Saturday, July 13, 2024

Teaching science through chalk

Chalk in hand, he starts walking to the pavement. He draws a yellow path, then an orange tower foundation with purple representing the cables of the bridge. He brings it to life with blue lines for water and a yellow circle for the sun.

Today’s lesson: Problem solving. This and paying great attention to detail can be an issue for someone suffering from a stroke, which is why he decided a bridge was the best way to represent this lesson.

Many people have witnessed a man drawing chalk pictures on the Saranac River Trail behind Memorial Hall. Some of his drawings are pictures high school students would see in the science classroom, which is why most students and community members assume he is a science teacher.

Matthew J. Dalton, 55, is a cardiac nurse in Glens Falls. Two or three times a week, after caring for patients all day, he comes home to Plattsburgh and spends time doing what he loves. He goes to the trail adjacent to the intramural and practice fields and creates graphics to incorporate in his YouTube videos.

Dalton studied nursing at Clinton Community College and Plattsburgh State and business in Colon, Germany, as part of an excelsior program from SUNY Albany. He wanted to continue his education by attending graduate school, but he realized it was too expensive.

“I just wanted to learn,” Dalton said. “I go down to the corner book store in Plattsburgh and look around for an hour or two, and I’ll frequently find something.”

He searches for scientific educational textbooks. Since 2010, he has been using the topical areas of science in the books, translating those lessons into the pictures seen on the trail.
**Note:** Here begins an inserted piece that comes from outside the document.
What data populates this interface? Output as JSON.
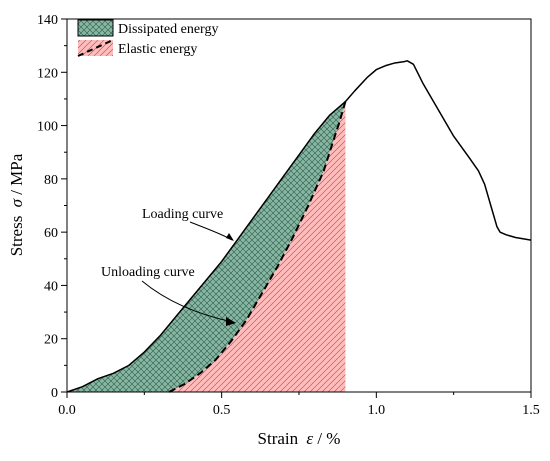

Dalton uses those graphics to create videos in which he teaches the lesson to his viewers.

“The book that I am using right now costs $6.50,” he said.

Dalton has 419 subscribers on his YouTube channel “MyCyberCollege” with 566,511 views.

“People enjoy them, and they have made comments that they learn a lot from them,” he said. “I consider that I have a very exclusive free public college.”

Dalton has had a chance to enjoy a part of Plattsburgh where he can unwind from a stressful day at the hospital by making his videos.

“I do it here because there is endless space, and it’s public and quiet,” he said. “Some of my videos actually show the graphic, and then I pan into the Saranac River.”

He said sometimes there are spontaneous actions that occur that capture the theme he is trying to teach. This past September, he made a video with the topic of depth perception. He noticed in the far field the Ultimate Frisbee team was holding its practice.

“You have to have excellent coordination and depth perception to catch a Frisbee while you’re running,” he said. “So, this young guy is running and he leaps up in the air and grabs it, and that was the end of the video.”

Senior and ultimate frisbee player Ivan Kelber has witnessed the “chalk guy” making his videos.

“The first time I saw him, I was a sophomore,” he said. “I thought he was a high school biology teacher because he was drawing cell structures and stuff from his textbook.”

He has seen Dalton drawing completely different, more abstract images that weren’t cells.

Kelber, math and computer science major, uses “go-to” educational video-makers, not unlike Dalton’s videos, to help him with math concepts and computer science topics.

Communication Disorders and Sciences major Mary Runge said she also is a visual learner and uses resources beyond her textbooks to learn the material taught in her classes.

“If I could have a conversation with him (Dalton), I would probably ask if I can put in requests for any anatomy and physiology topics,” Runge said. “It would be so helpful because that is used throughout the entire major. If you don’t have that, it is hard to help people.”

Dalton has made videos by covering topics and their subtopics, such as neurology, genetics, physical geography, pathophysiology and astronomy. He has noticed the comments are mostly from medical and health care students who are taking chemistry and immunology classes.

He said that his series on neurology could help those students who are looking to get a “quick bit” of information on a specific topic.

“It’s really inspiring that he’s taken his own unique way of art and applied it to a new learning experience to benefit others,” Runge said.

Kelber said Dalton’s videos would be of great help to those who find understanding these complex themes to be difficult.